As the night grew older things started to get really creepy. I could swear something, or should I say someone, kept lightly brushing my hair with unseen fingers each time I turned my back to the mirror. I thought, right, I know it must be Mabel, keep calm, you’re a big boy now and a witch to boot... So standing up straight I looked long and hard into the heart of the mirror. To my relief my own reflection gazed back at me from the gloom of the room, then the hair on the back of my neck stood up as the shadow of a figure materialised behind me.

The image behind me was of a woman dressed in an apron of red and white stripes, and a cream blouse. Her hair appeared to be tied back behind her ears and her garments were not of this period. Well, this put the wind up me good and proper. I instinctively threw a banishing Pentagram at the apparition as I tried to focus on the figure behind me in the mirror, and it faded as it moved to the left and then disappeared.

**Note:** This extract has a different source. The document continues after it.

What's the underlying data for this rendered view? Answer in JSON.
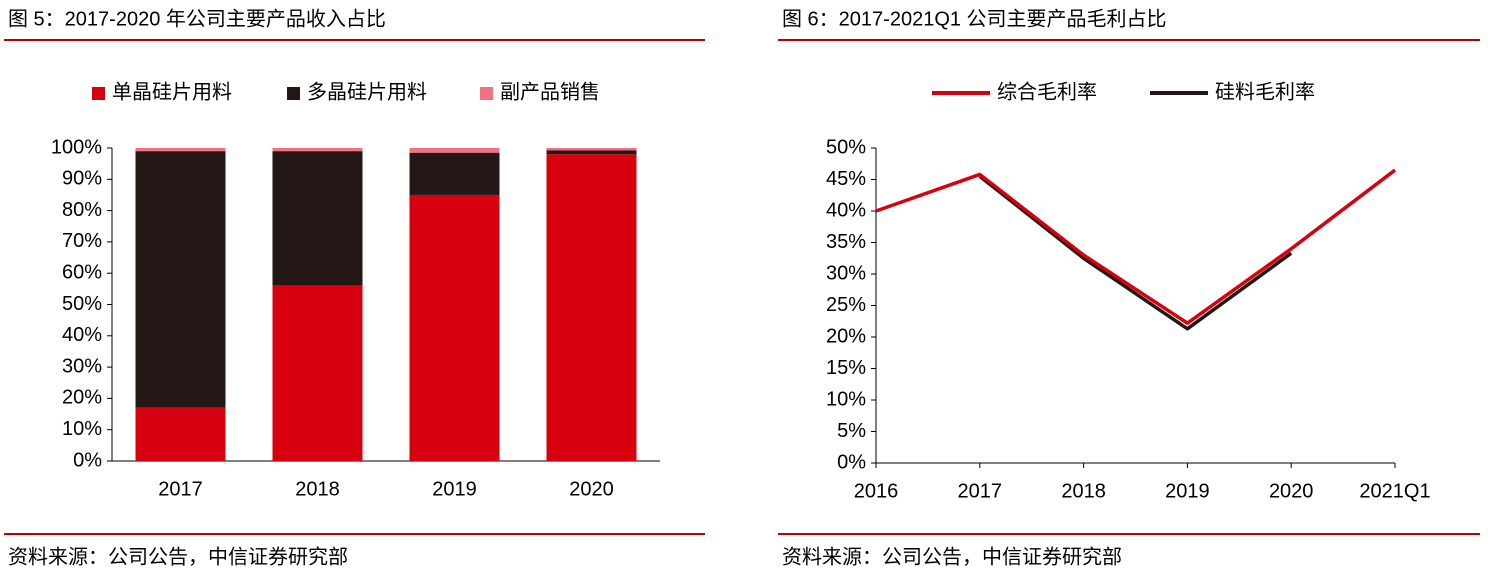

Calming down a little with a few deep breaths, I regretted using a banishing Pentagram on poor Mabel and thought to myself, why not try and communicate with Mabel? As it happened it was a lot easier to communicate with Mabel than I thought it would be. After all, I was in her domain; she was one with the fabric of the Old Bell Hotel. Therefore, as I carried on painting a bit of the wall, I could quite easily ask Mabel questions and she would answer. It appears that Mabel like to be called May bell, and she was unhappy that the man she loved did not return to her, so that she just had to be patient and wait. She said she had strange dreams and consequently thought she may have gone mad. In one dream she thought she was dead.

One more question I asked myself about this strange business was that if she was pregnant when she hung herself, would the spirit of the unborn child also haunt the Old Bell Hotel? Maybe a child's spirit in these dire circumstances would just return to the spirit world, or perhaps it would cling to its mother, thus sharing her fate to haunt the Old Bell Hotel for generations to come. As the night wore on I thanked Mabel for her company and blessed her in the name of the Goddess of the night who looks after witches, ghosts and fairies,and bid her depart, which thankfully she did.

I personally believe that the tunnels have something to do with the psychic goings-on in the Old Bell Hotel. Lots of other old Inns and Pubs had cases of death and suicide and so forth, and are not necessarily haunted as a result, or if they are, not to the extent that the Old Bell Hotel is troubled. From dowsing the maps of Dursley town there’s a strong possibility that the tunnel runs directly under the Old Bell Hotel. If so, they would be the perfect environment for the storage of psychic energy. The Priory tunnel would have been used for more than one purpose: as an escape route in times of trouble, catacombs for the laying out of deceased Monks and local worthies, and the main part for storage of wine, food stuffs and even maybe hiding that monastery treasure after the sacking of the monasteries and abbeys by Henry VIII.

One of the strange things about the above story was the way the mirror in the bar acted as a medium between the every day world that we inhabit, and the world of the supernatural, forming a bridge allowing either side to cross. It’s through the medium of that mirror that I had the privilege to see Mabel. Mirrors have always been a useful tool in the hands of a witch and their use in magic goes back thousands of years. In one of the ruined villas of Pompeii you can see on the wall a mural showing a ritual in progress. Someone is holding a mask over a young woman's shoulder, and she in turn is regarding it in a hand mirror. I have a feeling this is an initiation of some kind. Coming more up to date Walt Disney’s celebrated film Snow White had an memorable scene in it, when the evil Queen said the immortal words, "Mirror, mirror on the wall, who is the fairest of them all?" Now that's what you call a magic mirror.